Aston Martin Deny Buyout Rumours
Wild rumours are doing the rounds in the Qatar paddock about the potential sale of the Aston Martin team.
According to Sport1, Canadian billionaire Lawrence Stroll is said to be mulling over a giant EUR 800 million offer lodged by the Saudi Arabian state oil company Aramco – already the team’s title sponsor.
Officially, the Silverstone based outfit denied the news.
“Lawrence has made it clear that a sale is out of the question,” a spokesman said. “The sport is more popular than ever and the value of the teams is constantly increasing.
“Nothing like that is planned.”
Billionaire fashion magnate Stroll, however, commented: “That (a sale) is not planned at the moment. But we were approached.
“Formula 1 is a sport and a business that is on fire at the moment.”
Well-known F1 sources are wondering if Stroll is simply losing his desire to keep investing in the sport because his 24-year-old son Lance has struggled to make an impact.
Journalist Ralf Bach said: “(Lance) Stroll’s mother Claire-Anne is said to be putting pressure on his son to end his motorsport career after a few accidents this year.”
F1 legend Gerhard Berger thinks the stark contrast between Stroll’s performance and that of his 42-year-old teammate Fernando Alonso could also be a reason for the sale rumours.
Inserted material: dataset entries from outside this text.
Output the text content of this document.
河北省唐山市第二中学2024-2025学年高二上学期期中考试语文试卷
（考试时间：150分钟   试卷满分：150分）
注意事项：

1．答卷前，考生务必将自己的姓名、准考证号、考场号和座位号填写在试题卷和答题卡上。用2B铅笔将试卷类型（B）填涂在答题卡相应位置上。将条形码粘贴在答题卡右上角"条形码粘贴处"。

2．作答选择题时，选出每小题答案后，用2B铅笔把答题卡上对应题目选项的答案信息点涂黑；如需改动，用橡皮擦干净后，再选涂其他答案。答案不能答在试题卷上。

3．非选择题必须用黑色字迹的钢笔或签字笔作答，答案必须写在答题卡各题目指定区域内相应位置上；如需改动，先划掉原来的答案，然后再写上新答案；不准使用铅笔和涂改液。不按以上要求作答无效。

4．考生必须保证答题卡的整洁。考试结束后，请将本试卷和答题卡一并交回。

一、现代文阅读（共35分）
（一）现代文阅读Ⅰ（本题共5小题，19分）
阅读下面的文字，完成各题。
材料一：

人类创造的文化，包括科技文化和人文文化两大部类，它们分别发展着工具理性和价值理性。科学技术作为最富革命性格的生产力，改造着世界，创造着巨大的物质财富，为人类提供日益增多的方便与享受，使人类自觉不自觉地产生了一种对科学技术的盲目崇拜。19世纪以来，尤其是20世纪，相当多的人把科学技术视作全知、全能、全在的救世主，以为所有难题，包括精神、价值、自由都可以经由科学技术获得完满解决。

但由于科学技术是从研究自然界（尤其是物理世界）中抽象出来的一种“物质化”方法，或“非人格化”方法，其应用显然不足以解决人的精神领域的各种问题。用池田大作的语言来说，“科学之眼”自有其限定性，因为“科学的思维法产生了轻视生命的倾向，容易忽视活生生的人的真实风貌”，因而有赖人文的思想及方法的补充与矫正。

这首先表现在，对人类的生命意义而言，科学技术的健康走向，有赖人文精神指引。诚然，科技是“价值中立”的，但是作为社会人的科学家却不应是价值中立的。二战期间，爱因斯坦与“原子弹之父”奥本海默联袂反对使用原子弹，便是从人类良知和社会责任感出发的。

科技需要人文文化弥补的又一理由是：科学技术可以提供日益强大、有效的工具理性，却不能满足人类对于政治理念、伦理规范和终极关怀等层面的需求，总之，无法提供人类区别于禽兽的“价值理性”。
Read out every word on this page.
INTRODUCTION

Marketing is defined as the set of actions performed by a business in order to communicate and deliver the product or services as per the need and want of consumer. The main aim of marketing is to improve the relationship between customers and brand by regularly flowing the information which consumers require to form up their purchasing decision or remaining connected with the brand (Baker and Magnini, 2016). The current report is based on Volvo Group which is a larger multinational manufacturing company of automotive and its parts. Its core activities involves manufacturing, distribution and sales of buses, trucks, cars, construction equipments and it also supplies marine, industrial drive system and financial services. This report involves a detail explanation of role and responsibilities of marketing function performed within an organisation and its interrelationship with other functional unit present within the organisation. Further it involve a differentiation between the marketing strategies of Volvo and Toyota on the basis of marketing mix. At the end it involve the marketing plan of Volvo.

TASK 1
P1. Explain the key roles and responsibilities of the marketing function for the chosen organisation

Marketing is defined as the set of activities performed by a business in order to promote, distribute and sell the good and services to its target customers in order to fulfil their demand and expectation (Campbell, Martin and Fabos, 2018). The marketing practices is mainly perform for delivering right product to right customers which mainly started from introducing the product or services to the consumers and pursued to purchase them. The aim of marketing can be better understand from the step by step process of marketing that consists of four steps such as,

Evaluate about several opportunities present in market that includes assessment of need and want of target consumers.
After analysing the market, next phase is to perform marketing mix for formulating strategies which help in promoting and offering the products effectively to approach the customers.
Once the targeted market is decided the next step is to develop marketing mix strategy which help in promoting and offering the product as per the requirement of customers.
“Sebastian Vettel was no longer really motivated,” he said. “He was already in the comfort zone and doing the bare minimum when he drove next to Stroll.
“But Alonso, like Ayrton Senna, Michael Schumacher, Lewis Hamilton and Max Verstappen, is one of the few great champions who don’t need encouragement from teammates to always deliver their maximum performance.
“Lance Stroll is now feeling this,” said Berger, “even though he’s not a bad racing driver.”
An unnamed F1 insider, meanwhile, thinks there is truth to the claim that Lawrence Stroll may be finally giving up on making his son a world champion.
“Father and son once came to our factory to look at it,” he said. “I have never such an interested father and such a disinterested son.”
It is possible that Lawrence, 64, has realised that a more competitive driver needs to be alongside Alonso for the team to take the next step.
A move from F1 to the world endurance championship and Le Mans for Lance might therefore make sense, especially as news has just broke that Aston Martin will enter the Adrian Newey-penned Valkyrie hypercar in the WEC from 2025.
When asked if he might be interested in racing at Le Mans again, this time at the wheel of an Aston Martin, Alonso told DAZN at Qatar: “Right now I don’t have it in my head because I am concentrated on Formula 1.
“But it’s good news for the team, for the brand, to be in all the important competitions and it shows a bit of Aston Martin’s ambition also outside of F1,” the Spaniard added.